Biden may have embraced Senator Sanders’ prescriptions on the economic malaise, but do not expect him to take his approach on foreign policy, no less in the Middle East, where the US has failed miserably. And disgracefully.
The president rejects Sanders’s stance on the Israeli occupation and the racism of its prime minister, Benjamin Netanyahu. Worse, he embraces the populist right-wing premier as his best friend, and continues to support his government of fascists and fanatics.
But Israel is only one of several failures.
There has not been a single foreign policy accomplishment anywhere in the greater Middle East, unless one considers the humiliating and disastrous withdrawal from Afghanistan in favour of the Taliban a success, after 20 years of horrific war.
Truth be told, the Biden administration has helped reach ceasefires or maintain stalemates and status quos from Sudan to Syria, through Iraq, Libya, Palestine and Yemen. But that’s hardly a good thing; in fact, it’s a terrible normalisation of a dreadful situation.
Biden, who promised to put human rights at the centre of his foreign policy, has ignored US clients’ human rights violations and has been supporting strongmen who rule with an iron fist, while the region teeters under violent sectarian and authoritarian regimes.

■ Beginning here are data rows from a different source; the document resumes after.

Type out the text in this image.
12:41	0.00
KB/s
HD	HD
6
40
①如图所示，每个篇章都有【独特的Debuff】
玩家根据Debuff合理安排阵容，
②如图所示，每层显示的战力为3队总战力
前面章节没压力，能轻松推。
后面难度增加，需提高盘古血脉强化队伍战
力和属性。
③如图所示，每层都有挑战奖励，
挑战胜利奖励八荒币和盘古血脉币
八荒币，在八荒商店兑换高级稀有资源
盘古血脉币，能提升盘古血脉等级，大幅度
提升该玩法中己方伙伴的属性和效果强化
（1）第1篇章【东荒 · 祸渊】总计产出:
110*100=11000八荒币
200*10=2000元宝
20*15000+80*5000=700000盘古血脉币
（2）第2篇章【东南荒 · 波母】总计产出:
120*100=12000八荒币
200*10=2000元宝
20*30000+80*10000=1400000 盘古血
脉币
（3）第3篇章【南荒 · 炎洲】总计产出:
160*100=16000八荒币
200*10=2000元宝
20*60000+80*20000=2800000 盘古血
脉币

Washington cannot in good conscience claim to confront Russia and China in the name of democracy, human rights and the preservation of sovereignty, while appeasing colonialism and dictatorship in the Middle East or elsewhere.
It is hypocritical and it is counterproductive.
Half a century after young Senator Biden first visited the Middle East in 1973, the older President Biden seems to view the region through the same prisms he did back then: Israel, oil, and the Cold War with Moscow. But as one exhausted 19th-century saying goes: history repeats itself, the first time as tragedy, the second time as farce.
It is indeed laughable that despite 50 years of costly strategic, diplomatic and military interventions, the US is back to square one, appeasing misbehaving regional clients in the name of a global democracy crusade and getting rejected and humiliated in the process.
Biden began and ended his State of the Union speech with the lofty idea that America is the land of possibilities. It is a nice and catchy slogan, one that allowed the country to dream big and to reach the moon, literally.
America is indeed a mighty nation, but it is not almighty. It must stop its evangelical approach to world affairs as if it is ordained to shape it, police it, and lead it. It is not.